The term cultural appropriation emerged in academic literature as early as the 1960s as a tool used to critique colonialism and its effects. The term gradually moved from scholarly jargon into online social-justice activism. It jumped into the mainstream by 2013 as exemplified, for instance, by a popular Huffington Post article critiquing Katy Perry’s indiscriminate incorporation of East-Asian cultural imagery into a “geisha-themed” performance.
As a result, opponents of cultural appropriation naturally began to pop up, declaring that people were being oversensitive, ridiculous, or even that they were promoting segregation. This naturally sparked debates, spreading the term even more.
Another factor that popularized cultural appropriation is people’s increasing willingness to call out the problematic behavior of high-profile people, such as Selena Gomez when she wore a bindi outside of its religious context.
Halloween is also a time when discussion about the issue is cyclically reignited, as people sometimes dress up as racial stereotypes (e.g., white college students wearing Native American headdresses at parties).
Who uses cultural appropriation?
Cultural appropriation is a word that’s still used in academia to discuss the practice as it exists in a theoretical framework. Academic works tend to deal with its morality and any issues that arise out of the practice, especially on a wider, more global level. It also deals with race relations in regards to power imbalances from the aftermath of aggressive colonialism.
As a tool in the social-justice arsenal, people use the term cultural appropriation critically and prescriptively, choosing to label the behavior of others as being culturally appropriative. The term itself is often present in circles dedicated to social justice as a means of starting a dialogue and talking about why an action someone did was wrong. This often happens when a celebrity or a piece of media is found to have culturally-offensive content. The offending party is called out by others in an attempt to get them to acknowledge it, but to also allow bystanders to learn from it. The ultimate goal is to raise awareness and to prevent future, similar instances of the behavior.
Because of the more recent misuse of the term, counter-critics may use the term mockingly, thinking it too politically correct and that SJWs (social-justice warriors) use it for everything. For example, one such critic says “Attention Social Justice Warriors: Please Stop Writing! It’s Cultural Appropriation!” They state that the Sumerians first invented writing and, therefore, it belonged to them, making every modern person guilty of cultural appropriation. This speaks to their belief that activists overuse and overextend the word. One argument is that not sharing cultures and experiences begets less understanding and appreciation for them.
At the beach and this white girl has cornrows & a henna tattoo of a dreamcatcher.
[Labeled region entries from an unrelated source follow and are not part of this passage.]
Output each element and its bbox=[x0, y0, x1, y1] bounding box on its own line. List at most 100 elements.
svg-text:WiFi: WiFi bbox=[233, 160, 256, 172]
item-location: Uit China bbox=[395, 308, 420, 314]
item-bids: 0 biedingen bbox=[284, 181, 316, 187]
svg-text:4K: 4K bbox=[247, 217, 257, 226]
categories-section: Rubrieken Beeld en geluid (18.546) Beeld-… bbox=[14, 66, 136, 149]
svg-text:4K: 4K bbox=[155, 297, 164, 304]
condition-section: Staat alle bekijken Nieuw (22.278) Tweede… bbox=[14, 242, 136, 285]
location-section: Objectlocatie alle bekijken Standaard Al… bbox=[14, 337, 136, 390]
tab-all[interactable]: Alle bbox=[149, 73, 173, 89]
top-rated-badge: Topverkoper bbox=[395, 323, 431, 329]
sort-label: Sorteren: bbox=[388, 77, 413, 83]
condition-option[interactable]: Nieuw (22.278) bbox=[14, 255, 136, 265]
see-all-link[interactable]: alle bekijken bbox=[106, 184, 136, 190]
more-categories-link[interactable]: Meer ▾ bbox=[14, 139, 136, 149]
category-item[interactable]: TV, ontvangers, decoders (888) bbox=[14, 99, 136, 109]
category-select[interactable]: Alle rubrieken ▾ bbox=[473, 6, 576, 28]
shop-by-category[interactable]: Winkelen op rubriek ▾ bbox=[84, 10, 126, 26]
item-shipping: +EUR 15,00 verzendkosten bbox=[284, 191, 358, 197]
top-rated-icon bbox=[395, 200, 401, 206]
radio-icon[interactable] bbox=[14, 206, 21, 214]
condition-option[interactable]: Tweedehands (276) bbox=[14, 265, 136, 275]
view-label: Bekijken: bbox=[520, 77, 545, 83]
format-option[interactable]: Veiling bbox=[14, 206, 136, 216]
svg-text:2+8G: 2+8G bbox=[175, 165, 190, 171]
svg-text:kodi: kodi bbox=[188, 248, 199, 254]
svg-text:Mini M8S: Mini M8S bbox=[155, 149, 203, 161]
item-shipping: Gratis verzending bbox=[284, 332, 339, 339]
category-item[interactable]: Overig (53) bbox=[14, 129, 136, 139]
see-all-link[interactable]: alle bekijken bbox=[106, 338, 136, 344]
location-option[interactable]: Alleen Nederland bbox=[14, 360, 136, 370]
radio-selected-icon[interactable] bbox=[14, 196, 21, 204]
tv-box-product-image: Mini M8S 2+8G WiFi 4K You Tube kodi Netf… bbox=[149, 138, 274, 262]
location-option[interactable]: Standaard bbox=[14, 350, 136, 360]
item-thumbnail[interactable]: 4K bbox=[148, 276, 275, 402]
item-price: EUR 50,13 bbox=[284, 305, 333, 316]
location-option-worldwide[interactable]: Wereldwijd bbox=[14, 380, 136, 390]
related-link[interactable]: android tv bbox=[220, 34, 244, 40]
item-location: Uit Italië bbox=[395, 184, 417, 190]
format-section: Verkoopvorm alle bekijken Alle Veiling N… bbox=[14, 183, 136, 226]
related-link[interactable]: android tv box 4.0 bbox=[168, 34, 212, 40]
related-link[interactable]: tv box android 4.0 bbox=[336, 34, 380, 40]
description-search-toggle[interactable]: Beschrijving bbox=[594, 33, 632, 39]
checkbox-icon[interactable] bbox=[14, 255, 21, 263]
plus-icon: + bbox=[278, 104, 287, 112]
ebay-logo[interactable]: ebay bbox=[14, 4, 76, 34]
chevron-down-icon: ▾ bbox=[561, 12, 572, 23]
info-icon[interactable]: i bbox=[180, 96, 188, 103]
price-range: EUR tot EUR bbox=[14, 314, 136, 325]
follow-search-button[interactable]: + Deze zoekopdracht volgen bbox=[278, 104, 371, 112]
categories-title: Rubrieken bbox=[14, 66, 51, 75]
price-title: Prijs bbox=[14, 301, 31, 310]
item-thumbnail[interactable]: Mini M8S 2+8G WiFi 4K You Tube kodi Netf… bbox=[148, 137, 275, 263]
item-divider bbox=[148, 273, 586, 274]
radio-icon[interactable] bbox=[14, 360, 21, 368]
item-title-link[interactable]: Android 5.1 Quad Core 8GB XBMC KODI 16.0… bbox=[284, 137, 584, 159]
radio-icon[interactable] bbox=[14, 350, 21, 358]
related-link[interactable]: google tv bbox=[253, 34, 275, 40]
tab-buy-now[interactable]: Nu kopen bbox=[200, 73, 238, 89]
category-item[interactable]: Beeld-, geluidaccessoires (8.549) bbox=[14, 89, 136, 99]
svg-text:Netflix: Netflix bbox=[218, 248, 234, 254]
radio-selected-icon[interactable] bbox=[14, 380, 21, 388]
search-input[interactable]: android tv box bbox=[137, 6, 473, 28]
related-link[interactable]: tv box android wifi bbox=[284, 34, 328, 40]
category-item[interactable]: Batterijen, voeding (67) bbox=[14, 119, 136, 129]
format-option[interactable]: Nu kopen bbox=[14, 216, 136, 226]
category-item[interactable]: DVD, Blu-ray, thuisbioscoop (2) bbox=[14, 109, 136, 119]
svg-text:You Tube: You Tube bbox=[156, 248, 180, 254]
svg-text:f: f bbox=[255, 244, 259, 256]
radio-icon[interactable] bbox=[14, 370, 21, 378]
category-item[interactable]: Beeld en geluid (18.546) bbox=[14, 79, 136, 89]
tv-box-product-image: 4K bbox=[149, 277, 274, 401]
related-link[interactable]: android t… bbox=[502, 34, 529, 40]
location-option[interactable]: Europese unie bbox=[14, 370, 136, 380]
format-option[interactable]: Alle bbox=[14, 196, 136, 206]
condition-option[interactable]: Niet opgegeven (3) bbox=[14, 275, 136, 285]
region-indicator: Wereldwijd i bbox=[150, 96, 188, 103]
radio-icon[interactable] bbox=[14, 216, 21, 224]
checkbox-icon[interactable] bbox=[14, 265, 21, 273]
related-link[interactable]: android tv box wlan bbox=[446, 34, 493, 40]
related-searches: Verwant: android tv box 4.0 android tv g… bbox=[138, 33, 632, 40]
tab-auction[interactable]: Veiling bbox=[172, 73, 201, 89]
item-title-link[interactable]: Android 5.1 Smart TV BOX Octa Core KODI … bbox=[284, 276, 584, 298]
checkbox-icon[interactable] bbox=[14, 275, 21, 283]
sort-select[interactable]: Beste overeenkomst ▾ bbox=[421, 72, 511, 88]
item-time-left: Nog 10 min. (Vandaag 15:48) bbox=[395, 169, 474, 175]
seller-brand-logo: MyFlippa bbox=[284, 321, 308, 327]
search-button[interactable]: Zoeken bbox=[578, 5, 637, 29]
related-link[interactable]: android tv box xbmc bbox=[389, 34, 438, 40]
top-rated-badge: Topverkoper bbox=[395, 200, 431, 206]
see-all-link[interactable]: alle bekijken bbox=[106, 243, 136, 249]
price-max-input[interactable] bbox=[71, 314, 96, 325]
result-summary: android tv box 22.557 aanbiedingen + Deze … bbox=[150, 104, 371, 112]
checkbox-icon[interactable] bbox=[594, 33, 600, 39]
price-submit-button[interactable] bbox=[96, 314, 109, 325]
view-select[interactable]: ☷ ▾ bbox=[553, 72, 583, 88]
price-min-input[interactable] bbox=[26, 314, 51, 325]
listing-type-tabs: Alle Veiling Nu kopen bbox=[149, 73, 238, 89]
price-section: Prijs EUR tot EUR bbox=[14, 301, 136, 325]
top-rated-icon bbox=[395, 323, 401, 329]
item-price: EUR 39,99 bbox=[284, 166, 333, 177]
It's a cultural appropriation medley.
@lia_c_hagen, August, 2017
Many forms of yoga cultural appropriation are subtle; they involve knowingly glamorizing a cultural practice but rationalizing it as harmless and fun.
Rina Deshpande, Self, October, 2017
At Reed College, a small liberal-arts school in Portland, Oregon, a 39-year-old Saturday Night Live skit recently caused an uproar over cultural appropriation.